Our starter has the unique distinction of coming from a single cluster of Cabernet Sauvignon grapes from the acres of Robert Mondavi’s vineyards in Napa, California in early August of 1995.

I…ahemmm…“creatively procured” a particularly healthy cluster of grapes with a good deal of the powdery white wild yeast that had collected on them over the summer months. After carefully wrapping them in some parchment paper, I stuffed them into my luggage for the return trip back home where within 2 weeks I had a robust “bacterial broth” of wild yeast starter bubbling away in the bakery.
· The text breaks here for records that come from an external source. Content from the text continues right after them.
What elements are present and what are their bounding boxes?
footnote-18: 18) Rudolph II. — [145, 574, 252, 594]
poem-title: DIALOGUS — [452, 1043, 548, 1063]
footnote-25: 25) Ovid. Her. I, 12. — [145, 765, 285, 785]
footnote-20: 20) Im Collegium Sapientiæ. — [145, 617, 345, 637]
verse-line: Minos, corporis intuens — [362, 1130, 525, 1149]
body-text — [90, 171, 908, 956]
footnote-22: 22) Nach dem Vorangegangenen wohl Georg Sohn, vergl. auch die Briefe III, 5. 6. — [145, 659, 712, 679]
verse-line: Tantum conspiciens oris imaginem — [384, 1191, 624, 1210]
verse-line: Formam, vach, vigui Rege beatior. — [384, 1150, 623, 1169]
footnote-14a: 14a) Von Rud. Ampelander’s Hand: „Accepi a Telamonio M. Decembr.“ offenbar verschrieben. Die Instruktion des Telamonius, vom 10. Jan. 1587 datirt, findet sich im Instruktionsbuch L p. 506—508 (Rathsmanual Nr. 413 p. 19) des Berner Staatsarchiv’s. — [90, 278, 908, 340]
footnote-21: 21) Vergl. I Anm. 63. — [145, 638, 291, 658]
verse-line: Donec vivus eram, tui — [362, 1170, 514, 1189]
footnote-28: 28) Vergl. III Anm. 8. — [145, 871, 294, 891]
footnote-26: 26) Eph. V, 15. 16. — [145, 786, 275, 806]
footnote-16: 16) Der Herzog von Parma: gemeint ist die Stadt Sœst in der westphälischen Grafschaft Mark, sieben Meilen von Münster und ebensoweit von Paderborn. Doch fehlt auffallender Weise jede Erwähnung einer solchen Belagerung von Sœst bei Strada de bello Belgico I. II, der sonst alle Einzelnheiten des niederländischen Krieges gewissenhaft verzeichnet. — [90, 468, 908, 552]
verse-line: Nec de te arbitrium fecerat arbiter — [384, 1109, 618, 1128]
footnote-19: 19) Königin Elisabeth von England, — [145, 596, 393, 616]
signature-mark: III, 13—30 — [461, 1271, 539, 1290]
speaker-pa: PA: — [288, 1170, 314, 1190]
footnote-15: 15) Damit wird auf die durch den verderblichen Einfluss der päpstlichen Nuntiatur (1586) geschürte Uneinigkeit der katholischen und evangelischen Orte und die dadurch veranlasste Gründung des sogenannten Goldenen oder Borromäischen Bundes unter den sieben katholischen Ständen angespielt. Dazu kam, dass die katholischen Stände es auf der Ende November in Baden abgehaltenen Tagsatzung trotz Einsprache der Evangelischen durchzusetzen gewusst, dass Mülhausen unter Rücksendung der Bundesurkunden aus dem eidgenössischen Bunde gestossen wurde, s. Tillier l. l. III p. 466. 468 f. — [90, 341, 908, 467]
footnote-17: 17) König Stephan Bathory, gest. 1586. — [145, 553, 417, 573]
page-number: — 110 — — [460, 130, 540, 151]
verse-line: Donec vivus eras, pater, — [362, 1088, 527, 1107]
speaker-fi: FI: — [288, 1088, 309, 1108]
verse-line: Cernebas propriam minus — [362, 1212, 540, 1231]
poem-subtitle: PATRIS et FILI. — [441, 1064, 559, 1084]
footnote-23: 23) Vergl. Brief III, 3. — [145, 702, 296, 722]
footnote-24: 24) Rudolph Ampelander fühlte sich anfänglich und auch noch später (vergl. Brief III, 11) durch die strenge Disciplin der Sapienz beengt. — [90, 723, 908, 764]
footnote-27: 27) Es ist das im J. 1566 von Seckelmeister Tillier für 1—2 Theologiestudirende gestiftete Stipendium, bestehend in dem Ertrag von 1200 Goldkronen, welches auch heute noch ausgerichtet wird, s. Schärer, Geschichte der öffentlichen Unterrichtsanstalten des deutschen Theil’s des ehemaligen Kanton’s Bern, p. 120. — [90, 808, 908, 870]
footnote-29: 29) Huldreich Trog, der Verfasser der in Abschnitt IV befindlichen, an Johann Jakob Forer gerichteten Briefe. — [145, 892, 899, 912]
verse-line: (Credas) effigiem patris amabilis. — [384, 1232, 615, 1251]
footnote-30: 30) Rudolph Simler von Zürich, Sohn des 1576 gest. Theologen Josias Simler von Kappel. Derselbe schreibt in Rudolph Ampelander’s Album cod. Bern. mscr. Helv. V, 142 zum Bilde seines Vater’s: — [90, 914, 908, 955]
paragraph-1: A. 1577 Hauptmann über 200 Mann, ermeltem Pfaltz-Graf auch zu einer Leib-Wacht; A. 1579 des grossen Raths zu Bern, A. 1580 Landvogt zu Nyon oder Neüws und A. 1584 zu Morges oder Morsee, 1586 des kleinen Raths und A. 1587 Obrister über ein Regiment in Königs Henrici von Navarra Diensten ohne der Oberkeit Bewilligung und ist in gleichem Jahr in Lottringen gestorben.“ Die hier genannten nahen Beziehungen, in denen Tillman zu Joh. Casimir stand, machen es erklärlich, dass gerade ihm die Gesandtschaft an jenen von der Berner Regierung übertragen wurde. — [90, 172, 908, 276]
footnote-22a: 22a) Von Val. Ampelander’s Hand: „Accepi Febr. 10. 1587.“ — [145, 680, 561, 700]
Those first loaves were amazingly good and the flavor was everything I could have hoped for. From that day until today, each and every day, 7 days a week, sometimes twice a day, that very same starter has been invigorated with more nutritious artisan flour and water and kept active and alive for over 15 years now. The yeast from that one cluster of grapes has been grown and re-grown every day, thousands of times, keeping the characteristics of that same strain of yeast over and over again all the while creating leavening and favor for what I can imagine is well over a hundred thousand loaves of bread of one kind or another. Just at Nino’s alone!!

The other major difference that makes Artisan bread so unique is, unlike “bagged, white bread” which tastes like yeast, sugar and “added flavor enhancers” an Artisan Baker’s is dedication to developing the flavor of the WHEAT. That is, in the end, mostly what bread is?

How do you do that?

The simple answer is that instead of a warm dough with lots of yeast and sugar, and a short and explosive proof and a quick bake to get the bread to market, the Artisan Baker does just the opposite. Cool dough temperatures which slow down the yeasts grown to give the dough all the time it needs to extract and then harness all the delicious flavors of the wheat. Even the baking is extended a bit longer to develop a nice, crisp brown crust with another flavor all its own. Everything about Artisan Breads takes time, you don’t rush it, and you can’t tell the bread what to do or control it too much without ruining what it is. Perhaps, on a warm day, you can slow the dough down a bit with cooler water and on a cold day just the opposite, but in the end, the bread is in charge. It’s a living thing. It’s nature. Literally…

We only make our Artisan Bread at our Clinton Township store. Our Artisan Bread Bakery is tucked in the back of our store’s bakery department. (It’s back by the big wooden butcher block table where all the dough’s are “benched” then cut and shaped.) And while you’re there, check out all our terrific values and the fine display of our Artisan Breads. We feature over a dozen different varieties in many different shapes including Baguettes, Batardes (free formed loaves) Boules (round) and rolls. You’ll also find other unique breads that we feature including our ever famous Pretzel bread.

Try a loaf and see for yourself the difference that “skilled craftsmen” (& women) make. “You get MORE than what you pay for” when you buy a loaf of Nino’s Artisan Bread, you get our guarantee of complete satisfaction and assurance that each and every loaf is deliciously hand crafted by our dedicated bakers so that when you pay the difference you can TASTE the difference!